Das wesentliche Ergebnis von Frau Hillebrands Untersuchung ist wohl aber darin zu
sehen, dass der Yoga bei seiner Rezeption im Westen, insbesondere in klinischpsychologischen Kontexten, eine enorme Säkularisierung und philosophische Entladung
erfahren hat. Spirituelle Zielsetzungen und Konnotationen wurden dabei weitgehend
abgedrängt: Insoferne klinische Psychologie und auch Psychotherapie Kinder der
Moderne sind, haben sie immer schon von Erlösung auf Erleichterung umgestellt – eine
Blickwendung, die im Ursprungskontext des Yoga unvorhersehsehbar und undenkbar
gewesen ist. Die westliche Rezeption greift also nicht das spirituelle Ziel des Yoga auf,
sondern konzentriert sich auf Teilbereiche, man könnte auch sagen: auf Nebenprodukte
des Yoga. Im Westen werden einzelne Elemente aus dem Kontext gerissen und in
modifizierter Form und meist als auxiliäre Maßnahme, meist im Sinne von
Entspannungsverfahren oder Selbststeuerungs­tech­niken bei der Behandlung von
Persönlichkeits-, Angststörungen, kardiovaskulären, psychosomatischen bzw.
Schmerzerkrankungen, Drogenproblemen u.a. eingesetzt.
Die auf Bewusstseinsveränderung abzielenden Aspekte, die im Yoga angelegt sind,
werden demgegenüber in den Hintergrund gedrängt; die Autorin deutet diese selektive
Rezeption aus der potentiellen Bedrohung, die dem westlichen mindset aus einer
umfassenden Rezeption der vom Yoga angeleiteten Bewusstseinsexpansion entstünde.

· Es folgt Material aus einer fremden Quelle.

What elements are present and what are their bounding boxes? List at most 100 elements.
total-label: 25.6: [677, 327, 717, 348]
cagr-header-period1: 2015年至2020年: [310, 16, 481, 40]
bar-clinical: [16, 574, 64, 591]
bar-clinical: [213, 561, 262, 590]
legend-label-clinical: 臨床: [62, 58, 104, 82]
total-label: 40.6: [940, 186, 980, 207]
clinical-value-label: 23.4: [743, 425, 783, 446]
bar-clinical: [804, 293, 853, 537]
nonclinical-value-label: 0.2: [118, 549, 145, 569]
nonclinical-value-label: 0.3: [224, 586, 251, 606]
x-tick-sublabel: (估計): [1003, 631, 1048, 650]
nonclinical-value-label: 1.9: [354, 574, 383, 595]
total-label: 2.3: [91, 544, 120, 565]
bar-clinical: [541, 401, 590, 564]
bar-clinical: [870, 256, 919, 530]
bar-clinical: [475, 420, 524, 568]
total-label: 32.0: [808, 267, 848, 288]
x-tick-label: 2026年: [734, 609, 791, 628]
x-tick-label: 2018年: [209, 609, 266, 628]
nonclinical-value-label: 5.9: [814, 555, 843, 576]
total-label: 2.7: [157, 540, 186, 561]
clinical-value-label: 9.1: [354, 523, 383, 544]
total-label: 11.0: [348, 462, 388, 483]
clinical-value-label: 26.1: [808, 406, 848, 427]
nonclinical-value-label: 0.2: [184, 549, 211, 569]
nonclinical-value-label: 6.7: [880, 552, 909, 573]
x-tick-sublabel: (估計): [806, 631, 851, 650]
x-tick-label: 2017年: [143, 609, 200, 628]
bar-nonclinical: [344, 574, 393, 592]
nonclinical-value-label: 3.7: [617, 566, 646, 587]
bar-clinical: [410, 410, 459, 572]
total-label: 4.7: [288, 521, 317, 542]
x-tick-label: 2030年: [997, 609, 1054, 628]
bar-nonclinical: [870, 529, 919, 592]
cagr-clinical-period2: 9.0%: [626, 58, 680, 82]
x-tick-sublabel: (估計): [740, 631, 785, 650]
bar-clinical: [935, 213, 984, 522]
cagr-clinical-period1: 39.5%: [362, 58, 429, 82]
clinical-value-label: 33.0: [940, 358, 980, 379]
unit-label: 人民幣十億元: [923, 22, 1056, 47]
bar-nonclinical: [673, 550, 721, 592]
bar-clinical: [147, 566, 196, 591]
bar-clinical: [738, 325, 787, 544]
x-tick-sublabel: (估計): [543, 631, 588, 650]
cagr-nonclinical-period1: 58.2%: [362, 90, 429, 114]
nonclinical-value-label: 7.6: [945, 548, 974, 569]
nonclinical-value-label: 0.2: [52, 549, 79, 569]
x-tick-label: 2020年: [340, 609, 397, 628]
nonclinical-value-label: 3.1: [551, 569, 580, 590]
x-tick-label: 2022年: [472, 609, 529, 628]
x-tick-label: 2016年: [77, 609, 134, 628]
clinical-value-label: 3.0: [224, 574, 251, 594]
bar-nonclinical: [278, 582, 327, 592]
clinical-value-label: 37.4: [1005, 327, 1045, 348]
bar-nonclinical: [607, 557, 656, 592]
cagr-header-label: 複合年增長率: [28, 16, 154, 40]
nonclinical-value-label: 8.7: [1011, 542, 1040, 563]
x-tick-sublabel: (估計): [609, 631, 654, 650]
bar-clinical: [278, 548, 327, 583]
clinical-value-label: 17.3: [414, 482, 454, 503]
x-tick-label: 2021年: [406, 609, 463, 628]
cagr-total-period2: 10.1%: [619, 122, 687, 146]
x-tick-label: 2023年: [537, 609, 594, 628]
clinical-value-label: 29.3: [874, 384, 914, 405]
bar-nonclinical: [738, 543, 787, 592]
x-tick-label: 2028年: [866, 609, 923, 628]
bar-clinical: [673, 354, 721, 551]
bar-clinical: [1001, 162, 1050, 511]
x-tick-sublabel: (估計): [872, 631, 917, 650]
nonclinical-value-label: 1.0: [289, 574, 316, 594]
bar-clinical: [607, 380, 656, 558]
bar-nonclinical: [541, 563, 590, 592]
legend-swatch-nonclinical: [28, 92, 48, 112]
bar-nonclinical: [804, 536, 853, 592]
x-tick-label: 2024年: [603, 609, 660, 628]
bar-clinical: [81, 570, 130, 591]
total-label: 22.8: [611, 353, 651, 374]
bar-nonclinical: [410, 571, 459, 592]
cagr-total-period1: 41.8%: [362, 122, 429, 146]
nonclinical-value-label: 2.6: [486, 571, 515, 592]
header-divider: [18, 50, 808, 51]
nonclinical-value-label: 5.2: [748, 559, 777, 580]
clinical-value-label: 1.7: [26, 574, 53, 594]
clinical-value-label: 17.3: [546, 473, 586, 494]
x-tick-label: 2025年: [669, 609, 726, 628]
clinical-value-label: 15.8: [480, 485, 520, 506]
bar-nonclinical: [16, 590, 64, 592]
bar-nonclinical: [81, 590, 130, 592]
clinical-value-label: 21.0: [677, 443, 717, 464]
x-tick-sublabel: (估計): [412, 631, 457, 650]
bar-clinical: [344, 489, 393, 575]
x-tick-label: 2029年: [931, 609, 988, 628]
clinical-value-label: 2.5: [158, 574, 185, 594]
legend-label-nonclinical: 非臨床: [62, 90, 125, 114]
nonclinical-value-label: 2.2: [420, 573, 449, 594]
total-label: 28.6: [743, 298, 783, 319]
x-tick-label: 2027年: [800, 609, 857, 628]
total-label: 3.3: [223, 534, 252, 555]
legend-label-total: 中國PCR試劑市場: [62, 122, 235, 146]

Demgemäß besteht im Westen das Ziel der verschiedenen Formen der praktischen
Meditation nicht in einem radikalen Umbruch, wie in der spirituellen Meditation, sondern
in der Bewältigung der alltäglichen Probleme und Konflikte sowie in der Bereicherung der
Erfahrungswelt. Mit anderen Worten: nach der Umstellung von Erlösung auf
Erleichterung können westliche Psychologen und Therapeuten die radikalen Aspekte des
Yoga nicht mehr brauchen und greifen stattdessen selektiv auf bestimmte und
domestizierte Einzelelemente zu.
Frau Hillebrand versteht es in ihrer Arbeit also, die geistesgeschichtliche
Hintergrunddynamik der westliche Yogarezeption greifbar zu machen – ein Anspruch, der
für eine psychologische Diplomarbeit hoch gegriffen ist und den Leser über gelegentliche
Schwächen im Aufbau und in der Präzision des Arguments hinweg hilft.